Were the IOC to use its leverage over autocratic hosts to push for change, or if it simply used its own behavior to set an example, some critics might be more forgiving. Instead, the group itself appears to be sliding deeper into an opaque, autocratic approach.
Jens Weinreich, a German investigative journalist who has been tracking Olympic powerbrokers for three decades, told me, “The IOC itself is a totalitarian system. More than ever.”

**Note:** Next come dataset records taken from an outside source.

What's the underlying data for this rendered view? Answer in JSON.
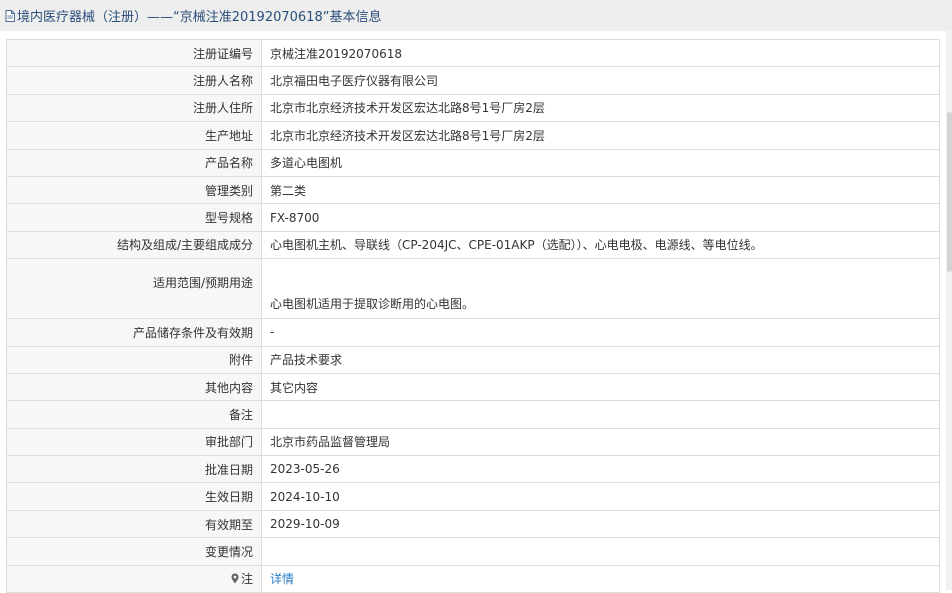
{
  "header": {
    "icon": "document-icon",
    "title": "境内医疗器械（注册）——“京械注准20192070618”基本信息"
  },
  "rows": [
    {
      "label": "注册证编号",
      "value": "京械注准20192070618"
    },
    {
      "label": "注册人名称",
      "value": "北京福田电子医疗仪器有限公司"
    },
    {
      "label": "注册人住所",
      "value": "北京市北京经济技术开发区宏达北路8号1号厂房2层"
    },
    {
      "label": "生产地址",
      "value": "北京市北京经济技术开发区宏达北路8号1号厂房2层"
    },
    {
      "label": "产品名称",
      "value": "多道心电图机"
    },
    {
      "label": "管理类别",
      "value": "第二类"
    },
    {
      "label": "型号规格",
      "value": "FX-8700"
    },
    {
      "label": "结构及组成/主要组成成分",
      "value": "心电图机主机、导联线（CP-204JC、CPE-01AKP（选配））、心电电极、电源线、等电位线。"
    },
    {
      "label": "适用范围/预期用途",
      "value": "心电图机适用于提取诊断用的心电图。"
    },
    {
      "label": "产品储存条件及有效期",
      "value": "-"
    },
    {
      "label": "附件",
      "value": "产品技术要求"
    },
    {
      "label": "其他内容",
      "value": "其它内容"
    },
    {
      "label": "备注",
      "value": ""
    },
    {
      "label": "审批部门",
      "value": "北京市药品监督管理局"
    },
    {
      "label": "批准日期",
      "value": "2023-05-26"
    },
    {
      "label": "生效日期",
      "value": "2024-10-10"
    },
    {
      "label": "有效期至",
      "value": "2029-10-09"
    },
    {
      "label": "变更情况",
      "value": ""
    }
  ],
  "note_row": {
    "icon": "map-pin-icon",
    "label": "注",
    "link": "详情"
  },
  "colors": {
    "header_bg": "#eeeeee",
    "title_text": "#2a4d7a",
    "label_bg": "#f7f7f7",
    "border": "#dddddd",
    "link": "#2a7fc9"
  }
}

Part of the story, critics argue, is a change in leadership. When Beijing was bidding for the 2022 Games, the IOC was centralizing power under its new president Thomas Bach, a German lawyer and 1976 Olympian in fencing, who was first elected in 2013. Last summer, when Bach announced he’d pursue another term as president, he reportedly went around the virtual room and called on committee members as they heaped over-the-top praise on Bach. “We have one captain, and that captain is you,” one IOC member said, according to the New York Times. Bach was reelected with straight-up dictator numbers: 93-1 with four abstentions.
To be sure, the IOC’s problems didn’t begin with Bach. Still, under his leadership, the organization has doubled down on an iron-fisted approach. Bach has changed the rules surrounding the bidding process multiple times. The actual IOC has become a rubberstamp organization while the real power has been amassed in smaller “future host commissions” of less than a dozen IOC members.